‘Mission accomplished!’ proclaimed the BNP’s post-election analysis. ‘The BNP has emerged from four weeks of hard campaigning … as Britain’s fourth largest party’ it went on. ‘Our progress is measured and steady, rather than euphoric and erratic, deep-rooted and growing.’
Overly ‘euphoric’ might be one way of describing the BNP’s claim to fourth-party status. The party’s reasoning is based on its scoring a higher average number of votes per candidate at the election than either the Greens or Ukip. The average vote polled by BNP candidates was indeed higher than its minor party rivals: the fascists scored an average of 1,620, while the Greens polled 1,387 and Ukip 1,230. An important omission from the BNP’s analysis, however, is that that the party stood only 119 candidates, whereas the Greens had 202 and Ukip 497. Overall, the fascists contested less than a fifth of UK constituencies and its share of the national vote was a disappointing 0.74 per cent.
The BNP’s average score of 4.2 per cent in the seats it did contest, however, does represent a slight advance on the 3.9 per cent it achieved in 2001. The party also managed to field more than three times as many candidates than the 33 it put up at the previous election. So, despite the fourth party nonsense, is the BNP’s claim to be making ‘measured and steady’ progress really correct?
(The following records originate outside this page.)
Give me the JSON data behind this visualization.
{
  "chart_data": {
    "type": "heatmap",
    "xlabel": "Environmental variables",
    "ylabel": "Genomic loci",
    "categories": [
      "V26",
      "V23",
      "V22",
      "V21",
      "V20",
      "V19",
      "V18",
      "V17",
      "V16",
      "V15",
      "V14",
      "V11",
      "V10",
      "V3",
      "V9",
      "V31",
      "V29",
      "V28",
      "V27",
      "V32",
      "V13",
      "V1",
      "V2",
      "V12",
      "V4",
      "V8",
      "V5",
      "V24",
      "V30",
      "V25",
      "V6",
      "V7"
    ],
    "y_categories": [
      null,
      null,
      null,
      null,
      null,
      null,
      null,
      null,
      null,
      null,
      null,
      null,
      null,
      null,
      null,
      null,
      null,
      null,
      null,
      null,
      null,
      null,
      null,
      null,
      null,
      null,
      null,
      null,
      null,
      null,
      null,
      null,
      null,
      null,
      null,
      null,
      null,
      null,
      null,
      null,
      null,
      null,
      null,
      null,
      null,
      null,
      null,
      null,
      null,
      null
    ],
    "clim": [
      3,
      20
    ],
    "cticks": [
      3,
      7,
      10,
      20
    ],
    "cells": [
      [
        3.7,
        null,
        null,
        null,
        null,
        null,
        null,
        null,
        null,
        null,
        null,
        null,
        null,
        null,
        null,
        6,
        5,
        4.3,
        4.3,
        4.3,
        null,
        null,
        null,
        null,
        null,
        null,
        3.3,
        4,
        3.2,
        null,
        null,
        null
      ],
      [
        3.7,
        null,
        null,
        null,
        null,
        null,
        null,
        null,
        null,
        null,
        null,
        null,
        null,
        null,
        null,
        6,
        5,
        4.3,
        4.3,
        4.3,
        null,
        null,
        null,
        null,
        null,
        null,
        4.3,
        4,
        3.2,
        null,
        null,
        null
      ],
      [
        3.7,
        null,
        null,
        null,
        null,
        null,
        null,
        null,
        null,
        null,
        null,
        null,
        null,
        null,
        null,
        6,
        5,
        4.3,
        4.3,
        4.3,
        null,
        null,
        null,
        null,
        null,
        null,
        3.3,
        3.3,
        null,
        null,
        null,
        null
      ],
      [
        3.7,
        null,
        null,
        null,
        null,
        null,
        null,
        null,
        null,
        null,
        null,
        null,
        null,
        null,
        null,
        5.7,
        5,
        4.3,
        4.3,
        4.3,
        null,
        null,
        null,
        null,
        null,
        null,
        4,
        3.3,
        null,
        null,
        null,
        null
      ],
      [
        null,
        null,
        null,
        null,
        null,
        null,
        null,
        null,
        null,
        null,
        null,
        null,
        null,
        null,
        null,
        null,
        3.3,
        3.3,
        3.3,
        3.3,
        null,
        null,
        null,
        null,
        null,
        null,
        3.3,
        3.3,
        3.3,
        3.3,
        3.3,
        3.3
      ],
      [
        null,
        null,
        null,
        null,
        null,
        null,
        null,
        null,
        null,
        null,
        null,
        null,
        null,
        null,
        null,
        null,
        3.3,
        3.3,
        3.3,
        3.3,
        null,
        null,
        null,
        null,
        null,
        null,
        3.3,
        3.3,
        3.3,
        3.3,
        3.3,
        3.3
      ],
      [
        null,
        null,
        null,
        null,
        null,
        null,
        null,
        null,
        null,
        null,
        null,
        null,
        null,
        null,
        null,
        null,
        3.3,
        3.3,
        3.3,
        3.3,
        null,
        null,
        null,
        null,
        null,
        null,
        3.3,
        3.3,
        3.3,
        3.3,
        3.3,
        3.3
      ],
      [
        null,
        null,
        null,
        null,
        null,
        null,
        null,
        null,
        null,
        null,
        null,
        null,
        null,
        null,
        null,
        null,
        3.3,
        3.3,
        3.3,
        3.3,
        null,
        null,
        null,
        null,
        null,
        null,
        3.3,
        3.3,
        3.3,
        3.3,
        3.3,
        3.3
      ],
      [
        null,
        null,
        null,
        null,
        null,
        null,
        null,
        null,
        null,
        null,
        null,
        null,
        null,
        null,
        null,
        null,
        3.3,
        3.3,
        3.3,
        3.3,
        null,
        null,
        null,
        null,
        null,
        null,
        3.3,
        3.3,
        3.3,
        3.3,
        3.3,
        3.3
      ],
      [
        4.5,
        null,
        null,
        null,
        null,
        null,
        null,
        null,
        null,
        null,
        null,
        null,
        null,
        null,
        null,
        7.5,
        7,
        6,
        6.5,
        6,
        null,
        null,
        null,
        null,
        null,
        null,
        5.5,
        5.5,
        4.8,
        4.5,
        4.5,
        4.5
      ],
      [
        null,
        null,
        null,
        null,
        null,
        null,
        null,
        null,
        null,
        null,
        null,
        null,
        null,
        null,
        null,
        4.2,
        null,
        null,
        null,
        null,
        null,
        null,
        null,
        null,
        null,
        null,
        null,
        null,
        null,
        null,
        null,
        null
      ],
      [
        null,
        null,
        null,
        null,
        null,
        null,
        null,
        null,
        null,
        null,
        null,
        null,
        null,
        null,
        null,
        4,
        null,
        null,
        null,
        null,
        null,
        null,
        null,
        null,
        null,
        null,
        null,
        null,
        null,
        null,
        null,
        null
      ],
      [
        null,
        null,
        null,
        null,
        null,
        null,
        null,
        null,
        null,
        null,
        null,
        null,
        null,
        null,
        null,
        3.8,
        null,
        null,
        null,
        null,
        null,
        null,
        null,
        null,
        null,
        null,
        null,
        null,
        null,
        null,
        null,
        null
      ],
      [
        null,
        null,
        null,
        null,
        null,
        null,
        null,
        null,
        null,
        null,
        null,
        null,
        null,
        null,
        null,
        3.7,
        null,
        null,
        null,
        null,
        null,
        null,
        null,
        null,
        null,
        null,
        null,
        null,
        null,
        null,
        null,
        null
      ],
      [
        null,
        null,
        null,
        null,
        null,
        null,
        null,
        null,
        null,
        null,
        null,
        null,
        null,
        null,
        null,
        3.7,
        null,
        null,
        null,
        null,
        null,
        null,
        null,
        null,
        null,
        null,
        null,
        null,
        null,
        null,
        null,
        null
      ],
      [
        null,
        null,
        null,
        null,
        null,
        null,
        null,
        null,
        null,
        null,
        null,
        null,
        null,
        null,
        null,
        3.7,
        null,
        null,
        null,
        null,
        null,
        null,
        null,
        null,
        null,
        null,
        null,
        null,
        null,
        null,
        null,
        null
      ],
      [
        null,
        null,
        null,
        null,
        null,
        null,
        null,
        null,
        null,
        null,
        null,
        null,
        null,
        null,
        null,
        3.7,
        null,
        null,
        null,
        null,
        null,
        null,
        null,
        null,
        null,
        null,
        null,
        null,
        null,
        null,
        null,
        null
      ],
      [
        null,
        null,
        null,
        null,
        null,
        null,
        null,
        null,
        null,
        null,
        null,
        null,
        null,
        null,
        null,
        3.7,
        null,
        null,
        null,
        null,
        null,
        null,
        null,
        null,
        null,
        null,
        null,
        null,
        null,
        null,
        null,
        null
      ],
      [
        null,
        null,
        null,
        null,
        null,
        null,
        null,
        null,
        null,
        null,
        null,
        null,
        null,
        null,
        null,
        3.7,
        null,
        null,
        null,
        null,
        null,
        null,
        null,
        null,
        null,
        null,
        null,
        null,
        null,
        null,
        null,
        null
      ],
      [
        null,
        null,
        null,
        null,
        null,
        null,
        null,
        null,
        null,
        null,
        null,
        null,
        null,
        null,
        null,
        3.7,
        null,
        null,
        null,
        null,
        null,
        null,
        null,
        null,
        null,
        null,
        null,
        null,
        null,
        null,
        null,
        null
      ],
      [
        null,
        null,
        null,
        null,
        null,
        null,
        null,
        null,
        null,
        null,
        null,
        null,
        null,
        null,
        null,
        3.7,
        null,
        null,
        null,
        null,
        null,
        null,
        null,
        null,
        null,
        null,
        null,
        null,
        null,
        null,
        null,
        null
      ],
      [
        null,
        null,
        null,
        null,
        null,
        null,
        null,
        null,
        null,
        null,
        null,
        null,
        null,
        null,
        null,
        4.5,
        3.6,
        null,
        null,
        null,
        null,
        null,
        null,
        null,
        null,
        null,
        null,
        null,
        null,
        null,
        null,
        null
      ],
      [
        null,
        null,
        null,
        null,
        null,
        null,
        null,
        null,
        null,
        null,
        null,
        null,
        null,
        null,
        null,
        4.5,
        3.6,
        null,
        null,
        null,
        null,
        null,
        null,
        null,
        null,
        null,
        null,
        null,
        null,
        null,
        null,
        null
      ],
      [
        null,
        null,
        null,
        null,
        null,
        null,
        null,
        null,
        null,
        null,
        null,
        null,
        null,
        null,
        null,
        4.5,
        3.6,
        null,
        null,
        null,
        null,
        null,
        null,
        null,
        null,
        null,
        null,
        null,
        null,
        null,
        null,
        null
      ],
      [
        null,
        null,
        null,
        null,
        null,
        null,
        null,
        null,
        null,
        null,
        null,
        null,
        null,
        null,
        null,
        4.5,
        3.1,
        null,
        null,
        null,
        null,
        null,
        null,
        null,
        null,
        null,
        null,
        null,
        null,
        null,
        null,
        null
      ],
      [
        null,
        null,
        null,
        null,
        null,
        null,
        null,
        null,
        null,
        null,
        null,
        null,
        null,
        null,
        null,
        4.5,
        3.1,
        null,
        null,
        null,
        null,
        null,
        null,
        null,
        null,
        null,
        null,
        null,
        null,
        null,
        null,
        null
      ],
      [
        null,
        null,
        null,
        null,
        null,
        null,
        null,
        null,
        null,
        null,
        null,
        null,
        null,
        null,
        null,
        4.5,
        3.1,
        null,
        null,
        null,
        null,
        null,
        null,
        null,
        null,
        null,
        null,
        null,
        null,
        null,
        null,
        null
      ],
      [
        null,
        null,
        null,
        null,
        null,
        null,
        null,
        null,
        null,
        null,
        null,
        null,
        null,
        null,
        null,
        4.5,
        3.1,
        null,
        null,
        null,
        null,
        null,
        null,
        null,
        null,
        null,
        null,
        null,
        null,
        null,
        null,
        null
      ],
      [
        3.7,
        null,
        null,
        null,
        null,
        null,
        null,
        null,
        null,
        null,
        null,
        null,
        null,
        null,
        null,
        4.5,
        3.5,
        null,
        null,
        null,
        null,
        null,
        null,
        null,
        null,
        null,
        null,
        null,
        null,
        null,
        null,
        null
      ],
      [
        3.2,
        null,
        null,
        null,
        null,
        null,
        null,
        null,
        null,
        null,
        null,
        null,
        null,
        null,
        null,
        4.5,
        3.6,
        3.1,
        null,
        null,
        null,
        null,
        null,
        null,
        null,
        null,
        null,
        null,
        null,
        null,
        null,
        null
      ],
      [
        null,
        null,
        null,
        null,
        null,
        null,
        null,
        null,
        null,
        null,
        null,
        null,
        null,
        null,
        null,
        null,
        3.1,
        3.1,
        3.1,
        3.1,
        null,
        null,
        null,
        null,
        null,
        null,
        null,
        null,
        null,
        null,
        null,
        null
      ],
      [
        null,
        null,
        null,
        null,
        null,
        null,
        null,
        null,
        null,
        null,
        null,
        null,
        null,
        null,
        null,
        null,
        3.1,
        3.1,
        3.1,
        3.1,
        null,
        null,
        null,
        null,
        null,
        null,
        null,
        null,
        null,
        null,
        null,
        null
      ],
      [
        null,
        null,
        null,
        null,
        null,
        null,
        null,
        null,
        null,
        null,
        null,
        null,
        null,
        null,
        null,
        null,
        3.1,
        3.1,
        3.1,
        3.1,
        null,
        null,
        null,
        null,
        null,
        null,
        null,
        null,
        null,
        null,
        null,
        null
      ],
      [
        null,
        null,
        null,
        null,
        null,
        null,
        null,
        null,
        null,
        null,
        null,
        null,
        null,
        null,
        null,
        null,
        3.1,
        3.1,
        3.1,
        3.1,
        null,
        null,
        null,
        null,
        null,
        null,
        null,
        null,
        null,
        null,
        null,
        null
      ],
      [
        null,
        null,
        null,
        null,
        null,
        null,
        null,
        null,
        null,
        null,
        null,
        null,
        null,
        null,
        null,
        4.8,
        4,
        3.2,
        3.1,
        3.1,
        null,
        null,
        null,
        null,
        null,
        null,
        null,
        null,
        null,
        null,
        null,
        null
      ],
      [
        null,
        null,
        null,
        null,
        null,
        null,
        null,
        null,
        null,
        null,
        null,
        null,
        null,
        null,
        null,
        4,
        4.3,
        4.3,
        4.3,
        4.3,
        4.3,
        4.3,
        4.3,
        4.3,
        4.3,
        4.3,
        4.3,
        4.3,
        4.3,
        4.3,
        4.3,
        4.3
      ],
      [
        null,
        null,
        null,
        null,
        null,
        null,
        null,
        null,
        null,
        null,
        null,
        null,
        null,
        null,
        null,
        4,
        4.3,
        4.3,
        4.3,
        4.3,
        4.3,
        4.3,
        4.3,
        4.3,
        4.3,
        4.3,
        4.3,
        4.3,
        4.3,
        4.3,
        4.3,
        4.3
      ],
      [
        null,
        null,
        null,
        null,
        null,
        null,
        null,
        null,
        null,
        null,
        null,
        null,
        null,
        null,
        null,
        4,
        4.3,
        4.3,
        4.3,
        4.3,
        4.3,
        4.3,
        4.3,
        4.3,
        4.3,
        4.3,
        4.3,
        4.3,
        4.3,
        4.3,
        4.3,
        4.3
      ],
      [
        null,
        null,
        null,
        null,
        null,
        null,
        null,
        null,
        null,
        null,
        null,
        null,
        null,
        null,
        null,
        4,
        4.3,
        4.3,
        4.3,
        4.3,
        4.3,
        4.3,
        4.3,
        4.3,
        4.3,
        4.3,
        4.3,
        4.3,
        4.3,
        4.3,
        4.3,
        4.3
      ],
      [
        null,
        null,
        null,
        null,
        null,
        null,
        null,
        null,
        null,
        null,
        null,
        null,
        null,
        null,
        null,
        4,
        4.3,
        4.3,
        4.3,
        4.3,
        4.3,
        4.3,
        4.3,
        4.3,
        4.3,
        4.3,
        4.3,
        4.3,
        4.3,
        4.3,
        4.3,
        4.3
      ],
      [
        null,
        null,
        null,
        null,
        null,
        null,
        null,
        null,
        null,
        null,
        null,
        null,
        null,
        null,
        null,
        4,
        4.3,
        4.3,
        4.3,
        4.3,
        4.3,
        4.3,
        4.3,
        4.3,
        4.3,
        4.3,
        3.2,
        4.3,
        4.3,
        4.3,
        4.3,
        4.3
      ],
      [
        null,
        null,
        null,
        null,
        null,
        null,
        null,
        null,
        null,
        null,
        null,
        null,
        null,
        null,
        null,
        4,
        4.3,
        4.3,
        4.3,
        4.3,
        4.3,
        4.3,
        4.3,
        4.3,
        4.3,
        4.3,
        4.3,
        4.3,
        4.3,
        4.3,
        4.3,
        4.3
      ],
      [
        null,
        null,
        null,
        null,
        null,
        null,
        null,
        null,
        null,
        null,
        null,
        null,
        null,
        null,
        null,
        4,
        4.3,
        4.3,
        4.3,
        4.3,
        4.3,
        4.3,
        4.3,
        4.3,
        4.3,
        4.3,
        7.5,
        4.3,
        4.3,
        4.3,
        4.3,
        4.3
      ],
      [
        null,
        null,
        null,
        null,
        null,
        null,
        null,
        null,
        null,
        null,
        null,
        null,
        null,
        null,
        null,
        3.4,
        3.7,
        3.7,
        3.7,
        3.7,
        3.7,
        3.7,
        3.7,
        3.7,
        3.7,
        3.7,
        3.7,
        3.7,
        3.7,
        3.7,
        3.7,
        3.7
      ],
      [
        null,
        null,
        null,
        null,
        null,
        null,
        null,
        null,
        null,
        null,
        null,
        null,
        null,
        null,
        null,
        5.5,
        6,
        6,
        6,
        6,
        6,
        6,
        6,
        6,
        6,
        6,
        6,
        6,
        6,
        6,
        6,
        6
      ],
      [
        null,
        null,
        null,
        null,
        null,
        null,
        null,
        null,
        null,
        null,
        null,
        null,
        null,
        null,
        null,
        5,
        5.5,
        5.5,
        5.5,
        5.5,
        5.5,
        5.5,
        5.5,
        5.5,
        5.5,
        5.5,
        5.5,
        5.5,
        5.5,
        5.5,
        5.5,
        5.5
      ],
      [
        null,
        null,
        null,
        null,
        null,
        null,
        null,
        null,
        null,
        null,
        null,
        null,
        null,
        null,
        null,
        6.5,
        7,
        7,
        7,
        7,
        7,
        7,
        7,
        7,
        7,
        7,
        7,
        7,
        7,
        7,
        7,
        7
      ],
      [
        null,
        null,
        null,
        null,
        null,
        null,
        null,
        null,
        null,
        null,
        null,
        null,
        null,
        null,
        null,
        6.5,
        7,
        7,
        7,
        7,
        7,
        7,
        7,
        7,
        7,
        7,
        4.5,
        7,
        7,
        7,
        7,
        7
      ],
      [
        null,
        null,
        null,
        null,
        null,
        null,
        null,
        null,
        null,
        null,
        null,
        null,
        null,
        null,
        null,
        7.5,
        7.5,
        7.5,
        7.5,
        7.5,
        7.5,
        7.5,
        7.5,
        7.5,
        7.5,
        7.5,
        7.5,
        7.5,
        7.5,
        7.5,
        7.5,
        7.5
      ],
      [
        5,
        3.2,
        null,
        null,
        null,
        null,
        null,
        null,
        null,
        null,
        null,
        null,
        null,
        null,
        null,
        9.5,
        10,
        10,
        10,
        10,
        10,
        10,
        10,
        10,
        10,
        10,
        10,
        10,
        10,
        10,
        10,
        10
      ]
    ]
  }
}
In some areas of the country, the results achieved by Nick Griffin’s party are indeed worrying. In Barking in London, BNP candidate Richard Barnbrook polled 16.89 per cent of the vote, less than one point behind the second-place Conservative candidate on 16.98 per cent. In neighbouring Dagenham, the party’s candidate achieved 9.3 per cent, despite a well-organised campaign against it by the anti-fascist group Searchlight. Yorkshire and the West Midlands regions also saw a higher-than-average turnout for the fascists. Nick Griffin secured 9.2 per cent in Keighley, although this was less than the 13.1 per cent achieved by the party’s candidate in Dewsbury, David Exley.
Behind these few well-publicised successes, however, the overall national result for the BNP was a lot less promising. In many areas, where the party had performed well in previous local and European elections, the far-right vote failed to turn out. The BNP’s results in London fell well below its expectations, polling only one-third of the votes obtained in many boroughs in last year’s assembly elections. The party’s average vote of 3.1 per cent in the north-east and the East Midlands was also disappointing, given that it polled over six per cent in both regions in the European elections, with several constituencies seeing votes of over 8.5 per cent. In the north-east, East Midlands, south-east, south-west, London (with the exception of Barking and Dagenham), Wales and Scotland, the BNP failed spectacularly, losing its deposit in all of the 38 constituencies it contested. Other than in Barking, the party did not come close to achieving a second place, and finished a poor fourth in many of its target seats.
Therefore, although the BNP has shown it can win at a local level, it has yet to prove it can come anywhere near to winning nationally. If the BNP’s rate of ‘measured and steady’ progress continues, it will be a long time yet before the party gets a jack-booted foot through parliament’s door.